City Council again OKs controversial South Los Angeles shopping center
The City Council gave final approval Wednesday to one of the city’s most contentious development projects — a long-delayed shopping center at Slauson and Central avenues in South Los Angeles.
The action marked the third time the council had approved the heavily subsidized project, mostly recently in July, but in both previous instances the city had to retreat in the face of legal challenges from Stanley Kramer, a scrap-metal entrepreneur who is a former partial owner of the property.
Kramer’s representatives vowed Wednesday to challenge the project anew, alleging that it was rife with fraud, corruption and procedural irregularities.
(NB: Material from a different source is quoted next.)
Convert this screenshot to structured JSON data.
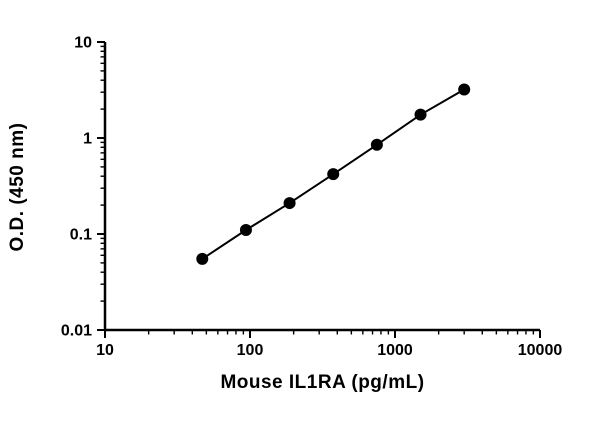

The city’s Community Redevelopment Agency seized the site of Kramer’s former scrap-metal recycling facility to build the shopping center.
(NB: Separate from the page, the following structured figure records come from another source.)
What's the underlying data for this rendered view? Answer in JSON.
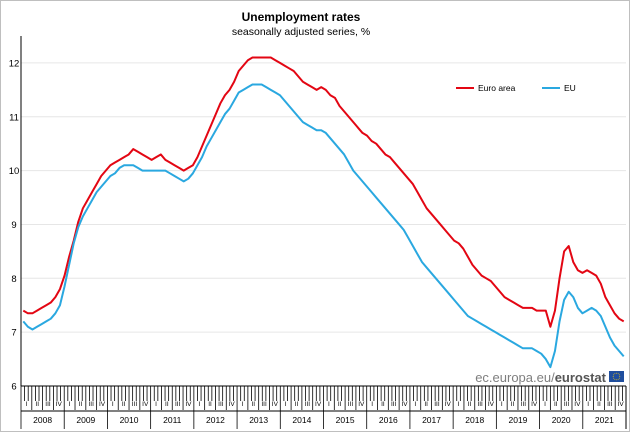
{
  "chart_data": {
    "type": "line",
    "title": "Unemployment rates",
    "subtitle": "seasonally adjusted series, %",
    "xlabel": "",
    "ylabel": "",
    "ylim": [
      6,
      12.5
    ],
    "yticks": [
      6,
      7,
      8,
      9,
      10,
      11,
      12
    ],
    "quarter_labels": [
      "I",
      "II",
      "III",
      "IV"
    ],
    "years": [
      "2008",
      "2009",
      "2010",
      "2011",
      "2012",
      "2013",
      "2014",
      "2015",
      "2016",
      "2017",
      "2018",
      "2019",
      "2020",
      "2021"
    ],
    "grid": "horizontal",
    "legend_position": "top-right",
    "x_start": "2008-01",
    "x_end": "2021-12",
    "series": [
      {
        "name": "Euro area",
        "color": "#e30613",
        "values": [
          7.4,
          7.35,
          7.35,
          7.4,
          7.45,
          7.5,
          7.55,
          7.65,
          7.8,
          8.05,
          8.4,
          8.7,
          9.05,
          9.3,
          9.45,
          9.6,
          9.75,
          9.9,
          10.0,
          10.1,
          10.15,
          10.2,
          10.25,
          10.3,
          10.4,
          10.35,
          10.3,
          10.25,
          10.2,
          10.25,
          10.3,
          10.2,
          10.15,
          10.1,
          10.05,
          10.0,
          10.05,
          10.1,
          10.25,
          10.45,
          10.65,
          10.85,
          11.05,
          11.25,
          11.4,
          11.5,
          11.65,
          11.85,
          11.95,
          12.05,
          12.1,
          12.1,
          12.1,
          12.1,
          12.1,
          12.05,
          12.0,
          11.95,
          11.9,
          11.85,
          11.75,
          11.65,
          11.6,
          11.55,
          11.5,
          11.55,
          11.5,
          11.4,
          11.35,
          11.2,
          11.1,
          11.0,
          10.9,
          10.8,
          10.7,
          10.65,
          10.55,
          10.5,
          10.4,
          10.3,
          10.25,
          10.15,
          10.05,
          9.95,
          9.85,
          9.75,
          9.6,
          9.45,
          9.3,
          9.2,
          9.1,
          9.0,
          8.9,
          8.8,
          8.7,
          8.65,
          8.55,
          8.4,
          8.25,
          8.15,
          8.05,
          8.0,
          7.95,
          7.85,
          7.75,
          7.65,
          7.6,
          7.55,
          7.5,
          7.45,
          7.45,
          7.45,
          7.4,
          7.4,
          7.4,
          7.1,
          7.4,
          8.0,
          8.5,
          8.6,
          8.3,
          8.15,
          8.1,
          8.15,
          8.1,
          8.05,
          7.9,
          7.65,
          7.5,
          7.35,
          7.25,
          7.2
        ]
      },
      {
        "name": "EU",
        "color": "#2aa8e0",
        "values": [
          7.2,
          7.1,
          7.05,
          7.1,
          7.15,
          7.2,
          7.25,
          7.35,
          7.5,
          7.85,
          8.25,
          8.65,
          8.95,
          9.15,
          9.3,
          9.45,
          9.6,
          9.7,
          9.8,
          9.9,
          9.95,
          10.05,
          10.1,
          10.1,
          10.1,
          10.05,
          10.0,
          10.0,
          10.0,
          10.0,
          10.0,
          10.0,
          9.95,
          9.9,
          9.85,
          9.8,
          9.85,
          9.95,
          10.1,
          10.25,
          10.45,
          10.6,
          10.75,
          10.9,
          11.05,
          11.15,
          11.3,
          11.45,
          11.5,
          11.55,
          11.6,
          11.6,
          11.6,
          11.55,
          11.5,
          11.45,
          11.4,
          11.3,
          11.2,
          11.1,
          11.0,
          10.9,
          10.85,
          10.8,
          10.75,
          10.75,
          10.7,
          10.6,
          10.5,
          10.4,
          10.3,
          10.15,
          10.0,
          9.9,
          9.8,
          9.7,
          9.6,
          9.5,
          9.4,
          9.3,
          9.2,
          9.1,
          9.0,
          8.9,
          8.75,
          8.6,
          8.45,
          8.3,
          8.2,
          8.1,
          8.0,
          7.9,
          7.8,
          7.7,
          7.6,
          7.5,
          7.4,
          7.3,
          7.25,
          7.2,
          7.15,
          7.1,
          7.05,
          7.0,
          6.95,
          6.9,
          6.85,
          6.8,
          6.75,
          6.7,
          6.7,
          6.7,
          6.65,
          6.6,
          6.5,
          6.35,
          6.65,
          7.2,
          7.6,
          7.75,
          7.65,
          7.45,
          7.35,
          7.4,
          7.45,
          7.4,
          7.3,
          7.1,
          6.9,
          6.75,
          6.65,
          6.55
        ]
      }
    ]
  },
  "source": {
    "prefix": "ec.europa.eu/",
    "brand": "eurostat",
    "flag_color": "#1f4e9e",
    "star_color": "#ffcc00"
  }
}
City officials have defended the project, which involves some $7 million in public subsidies, as a job-creating boost for a blighted industrial strip, and have denied any irregularities. The 6.5-acre project, conceived in the aftermath of the 1992 riots, is to include a supermarket, drugstore and other retail spaces.
The new shopping complex could open by 2012, according to Regency Centers, a Florida-based company that is co-developing the site with Concerned Citizens of South Central Los Angeles, an L.A.-based nonprofit. Regency Centers says it plans to invest $15 million in the project and predicts a 10% annual return.
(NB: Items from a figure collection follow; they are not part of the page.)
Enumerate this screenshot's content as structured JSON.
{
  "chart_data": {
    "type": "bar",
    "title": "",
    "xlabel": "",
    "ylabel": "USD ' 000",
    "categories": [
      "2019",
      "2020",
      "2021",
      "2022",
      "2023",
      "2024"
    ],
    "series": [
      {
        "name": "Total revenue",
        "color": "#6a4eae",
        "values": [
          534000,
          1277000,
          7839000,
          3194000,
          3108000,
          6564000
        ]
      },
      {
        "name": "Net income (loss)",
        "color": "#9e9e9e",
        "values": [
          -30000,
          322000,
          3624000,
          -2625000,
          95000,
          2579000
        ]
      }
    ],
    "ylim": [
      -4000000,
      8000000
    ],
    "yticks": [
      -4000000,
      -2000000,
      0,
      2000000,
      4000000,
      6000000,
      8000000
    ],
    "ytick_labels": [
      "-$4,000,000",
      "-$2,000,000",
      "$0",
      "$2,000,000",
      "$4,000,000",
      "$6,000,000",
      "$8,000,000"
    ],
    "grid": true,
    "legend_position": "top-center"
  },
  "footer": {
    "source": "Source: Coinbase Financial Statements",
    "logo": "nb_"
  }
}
Concerned Citizens would receive a fee of $242,000, said Jenny Scalin, project manager for the city redevelopment agency.
The involvement of Concerned Citizens has heightened controversy since a judge found last year that the group had failed to construct a promised youth center for low-income families on a separate parcel it had purchased with a government grant. Instead, the city attorney’s office alleged, Concerned Citizens left the site “in a blighted state as a bare dirt lot” and sought to make a “windfall profit” through its sale. A Superior Court judge ruled that the group breached its contract with the city and awarded the city the property’s more than $5 million in market value.